Last week, lawmakers in both houses of Congress passed new legislation to replenish the PPP’s funds, and President Trump signed the bill into law on Friday. The $484 billion coronavirus relief package includes an additional $321 billion for the PPP, close to the same amount that was originally put into the program upon its creation back in March. The bill passed in both houses of Congress with overwhelming support, first being approved in the Senate on Tuesday before sailing through the House of Representatives on Thursday. The fact that such a significant portion of this latest relief package has been designated for small business aid, and the near unanimous support it received, demonstrate the urgency and high priority that has been given to assisting this critical sector of society.

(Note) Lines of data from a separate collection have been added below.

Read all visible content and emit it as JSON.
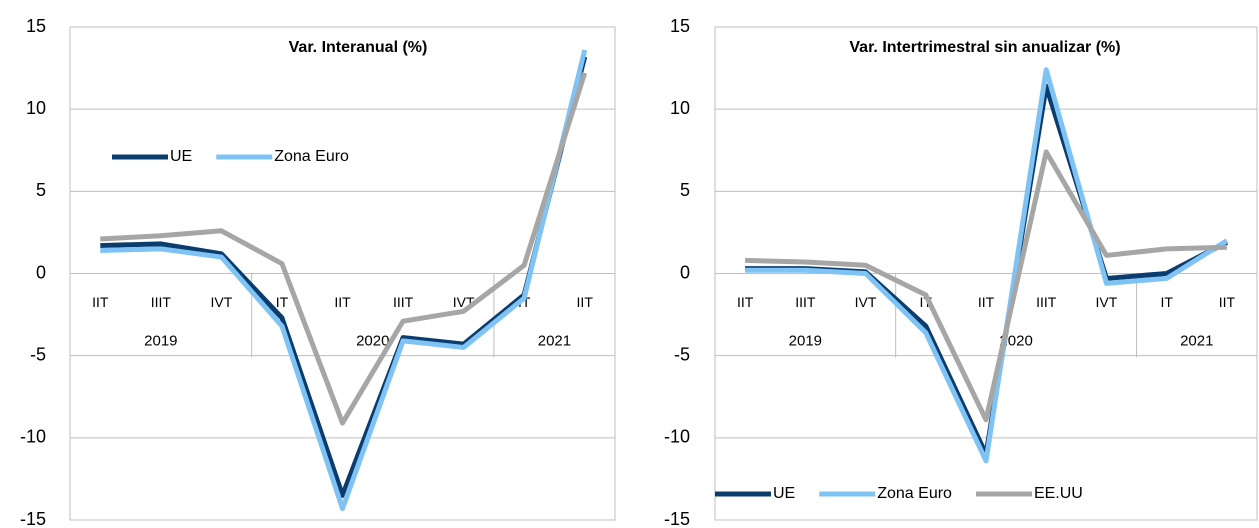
{
  "chart_data": [
    {
      "type": "line",
      "title": "Var. Interanual (%)",
      "groups": [
        {
          "name": "2019",
          "categories": [
            "IIT",
            "IIIT",
            "IVT"
          ]
        },
        {
          "name": "2020",
          "categories": [
            "IT",
            "IIT",
            "IIIT",
            "IVT"
          ]
        },
        {
          "name": "2021",
          "categories": [
            "IT",
            "IIT"
          ]
        }
      ],
      "series": [
        {
          "name": "UE",
          "color": "#0b3c6e",
          "values": [
            1.7,
            1.8,
            1.2,
            -2.7,
            -13.5,
            -3.9,
            -4.3,
            -1.3,
            13.2
          ]
        },
        {
          "name": "Zona Euro",
          "color": "#7fc3f5",
          "values": [
            1.4,
            1.5,
            1.0,
            -3.2,
            -14.3,
            -4.1,
            -4.5,
            -1.5,
            13.6
          ]
        },
        {
          "color": "#a6a6a6",
          "values": [
            2.1,
            2.3,
            2.6,
            0.6,
            -9.1,
            -2.9,
            -2.3,
            0.5,
            12.2
          ]
        }
      ],
      "ylim": [
        -15,
        15
      ],
      "yticks": [
        -15,
        -10,
        -5,
        0,
        5,
        10,
        15
      ],
      "grid": true,
      "legend": "upper left"
    },
    {
      "type": "line",
      "title": "Var. Intertrimestral sin anualizar (%)",
      "groups": [
        {
          "name": "2019",
          "categories": [
            "IIT",
            "IIIT",
            "IVT"
          ]
        },
        {
          "name": "2020",
          "categories": [
            "IT",
            "IIT",
            "IIIT",
            "IVT"
          ]
        },
        {
          "name": "2021",
          "categories": [
            "IT",
            "IIT"
          ]
        }
      ],
      "series": [
        {
          "name": "UE",
          "color": "#0b3c6e",
          "values": [
            0.3,
            0.3,
            0.1,
            -3.2,
            -11.0,
            11.4,
            -0.3,
            0.0,
            1.9
          ]
        },
        {
          "name": "Zona Euro",
          "color": "#7fc3f5",
          "values": [
            0.2,
            0.2,
            0.0,
            -3.6,
            -11.4,
            12.4,
            -0.6,
            -0.3,
            2.0
          ]
        },
        {
          "name": "EE.UU",
          "color": "#a6a6a6",
          "values": [
            0.8,
            0.7,
            0.5,
            -1.3,
            -8.9,
            7.4,
            1.1,
            1.5,
            1.6
          ]
        }
      ],
      "ylim": [
        -15,
        15
      ],
      "yticks": [
        -15,
        -10,
        -5,
        0,
        5,
        10,
        15
      ],
      "grid": true,
      "legend": "lower left"
    }
  ]
}
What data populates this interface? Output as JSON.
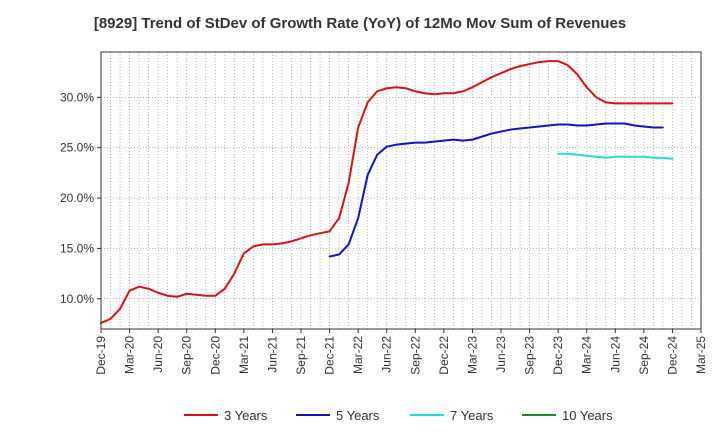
{
  "chart_data": {
    "type": "line",
    "title": "[8929]  Trend of StDev of Growth Rate (YoY) of 12Mo Mov Sum of Revenues",
    "xlabel": "",
    "ylabel": "",
    "ylim": [
      7.0,
      34.5
    ],
    "y_ticks": [
      10,
      15,
      20,
      25,
      30
    ],
    "y_tick_labels": [
      "10.0%",
      "15.0%",
      "20.0%",
      "25.0%",
      "30.0%"
    ],
    "x_start": "2019-12",
    "x_end": "2025-03",
    "x_tick_labels": [
      "Dec-19",
      "Mar-20",
      "Jun-20",
      "Sep-20",
      "Dec-20",
      "Mar-21",
      "Jun-21",
      "Sep-21",
      "Dec-21",
      "Mar-22",
      "Jun-22",
      "Sep-22",
      "Dec-22",
      "Mar-23",
      "Jun-23",
      "Sep-23",
      "Dec-23",
      "Mar-24",
      "Jun-24",
      "Sep-24",
      "Dec-24",
      "Mar-25"
    ],
    "grid": true,
    "legend_position": "bottom",
    "series": [
      {
        "name": "3 Years",
        "color": "#dd1111",
        "start_index": 0,
        "values": [
          7.6,
          8.0,
          9.0,
          10.8,
          11.2,
          11.0,
          10.6,
          10.3,
          10.2,
          10.5,
          10.4,
          10.3,
          10.3,
          11.0,
          12.5,
          14.5,
          15.2,
          15.4,
          15.4,
          15.5,
          15.7,
          16.0,
          16.3,
          16.5,
          16.7,
          18.0,
          21.5,
          27.0,
          29.5,
          30.6,
          30.9,
          31.0,
          30.9,
          30.6,
          30.4,
          30.3,
          30.4,
          30.4,
          30.6,
          31.0,
          31.5,
          32.0,
          32.4,
          32.8,
          33.1,
          33.3,
          33.5,
          33.6,
          33.6,
          33.2,
          32.3,
          31.0,
          30.0,
          29.5,
          29.4,
          29.4,
          29.4,
          29.4,
          29.4,
          29.4,
          29.4
        ]
      },
      {
        "name": "5 Years",
        "color": "#1111cc",
        "start_index": 24,
        "values": [
          14.2,
          14.4,
          15.4,
          18.0,
          22.3,
          24.3,
          25.1,
          25.3,
          25.4,
          25.5,
          25.5,
          25.6,
          25.7,
          25.8,
          25.7,
          25.8,
          26.1,
          26.4,
          26.6,
          26.8,
          26.9,
          27.0,
          27.1,
          27.2,
          27.3,
          27.3,
          27.2,
          27.2,
          27.3,
          27.4,
          27.4,
          27.4,
          27.2,
          27.1,
          27.0,
          27.0
        ]
      },
      {
        "name": "7 Years",
        "color": "#22dddd",
        "start_index": 48,
        "values": [
          24.4,
          24.4,
          24.3,
          24.2,
          24.1,
          24.0,
          24.1,
          24.1,
          24.1,
          24.1,
          24.0,
          24.0,
          23.9
        ]
      },
      {
        "name": "10 Years",
        "color": "#228822",
        "start_index": 0,
        "values": []
      }
    ]
  }
}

Considering the dire circumstances facing the nation’s small business community in the midst of the ongoing coronavirus pandemic, the backlash against large corporations getting their hands on financial aid through the PPP was completely justified. It also helped shed light on a loophole in the grant application process which some of these big companies were able to take advantage of, and prompted government agencies to respond to the controversy in order to attempt to alleviate the problem. Furthermore, lawmakers were able to work in conjunction with the Trump administration to prioritize making increased funding available to the small businesses who desperately need it. While some of the undeserving recipients of the financial aid have done the right thing and pledged to return the funds they were granted, others have refused to do so or said that they are still mulling over the situation. It will be interesting to keep an eye on these corporations and monitor how they decide to proceed in the coming weeks and months, as well as whether they take a major hit in the court of public opinion for their actions.